Metrolingualism in Sixteenth-Century Venice: Evidence from the Vernacular Song Repertoire
Individual Paper04:00 PM - 04:50 PM (America/Chicago) 2020/11/08 22:00:00 UTC - 2020/11/08 22:50:00 UTC
Scholars have known that sixteenth-century Venice was highly cosmopolitan, but the city's spoken environment has proven difficult to recover, not least because the output of Venetian presses projects a linguistic monoculture: Of the 15,000 Venetian vernacular editions printed from 1500-1600, very few were in Spanish (120), French (78), or German (3) (ustc.ac.uk). Consequently, the printed record obscures a vibrant soundworld of polyglot residents, travelers, and foreign merchants, drastically flattening our understanding of cultural diversity in the capital of this multi-ethnic empire. As Mikhail Bakhtin framed the problem, heteroglot realities were being suppressed by moves "toward the critical monoglossia characteristic of modern times" (_Dialogic Imagination_).

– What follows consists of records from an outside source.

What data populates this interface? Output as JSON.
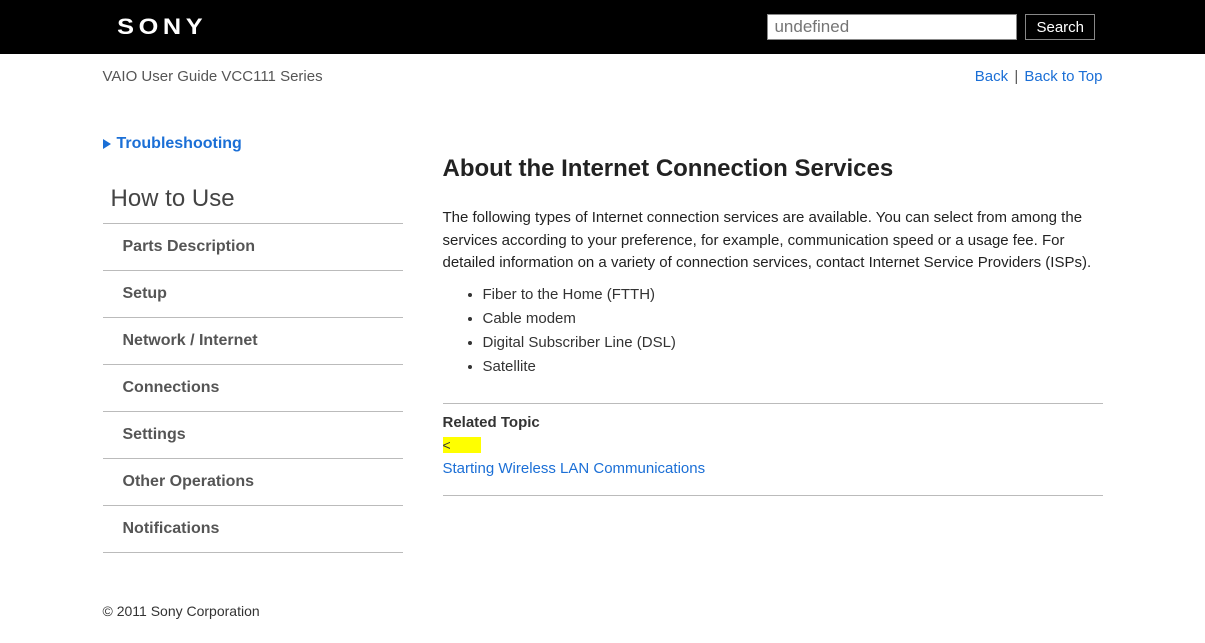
{
  "header": {
    "logo_text": "SONY",
    "search_placeholder": "undefined",
    "search_button": "Search"
  },
  "subheader": {
    "title": "VAIO User Guide VCC111 Series",
    "back_label": "Back",
    "back_to_top_label": "Back to Top"
  },
  "sidebar": {
    "troubleshooting": "Troubleshooting",
    "section_heading": "How to Use",
    "items": [
      "Parts Description",
      "Setup",
      "Network / Internet",
      "Connections",
      "Settings",
      "Other Operations",
      "Notifications"
    ]
  },
  "main": {
    "title": "About the Internet Connection Services",
    "intro": "The following types of Internet connection services are available. You can select from among the services according to your preference, for example, communication speed or a usage fee. For detailed information on a variety of connection services, contact Internet Service Providers (ISPs).",
    "bullets": [
      "Fiber to the Home (FTTH)",
      "Cable modem",
      "Digital Subscriber Line (DSL)",
      "Satellite"
    ],
    "related_title": "Related Topic",
    "highlight_text": "<",
    "related_link": "Starting Wireless LAN Communications"
  },
  "footer": {
    "copyright": "© 2011 Sony Corporation"
  }
}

Vernacular songs are an exception: the hundreds of greghesche, moresche, villancicos, tedesche, French chansons, and multilingual songs printed in Venice aptly channel the city's verbal riches. But they are rarely read as evidence of local speech communities. What if we follow Emily Wilbourne's lead (_JAMS_2010) and take these songs to be a "sonic record" of past voices? Instantly, they bring into earshot Venice's large minority communities-Greek, German, Jewish-and the "intense interanimation of languages" that fascinated Bakhtin.
I begin by charting the social geography of Venice, but I also argue against simply identifying splintered constituencies and assigning songs to them, for more complex questions are raised by the totality of this generic hodgepodge: How did people communicate across languages in the city? How are heteroglot realities registered in song? In answering, I turn to sociolinguistics, showing how the verbal strategies of specific songs mirror the urban polyglottism currently being theorized as "metrolingualism": "the ways people of different and mixed backgrounds use, play with, and negotiate identities through language" (Otsuji/Pennycook_2015). In another group of songs by Janequin, I show how nonsense passages communicate using sonic codes and cospeech languages defined as "grammelot" (Jaffe-Berg_2001).
By crediting early moderns with the linguistic resourcefulness of metrolinguals, we can understand why vernacular songs circulated beyond the linguistic borders of proto-nation-states and begin to invent critical frameworks that-likewise-go beyond "national" languages and literatures. Boisterous and polyvocal, metrolingualism promises big gains for future studies of cultural mobility and song.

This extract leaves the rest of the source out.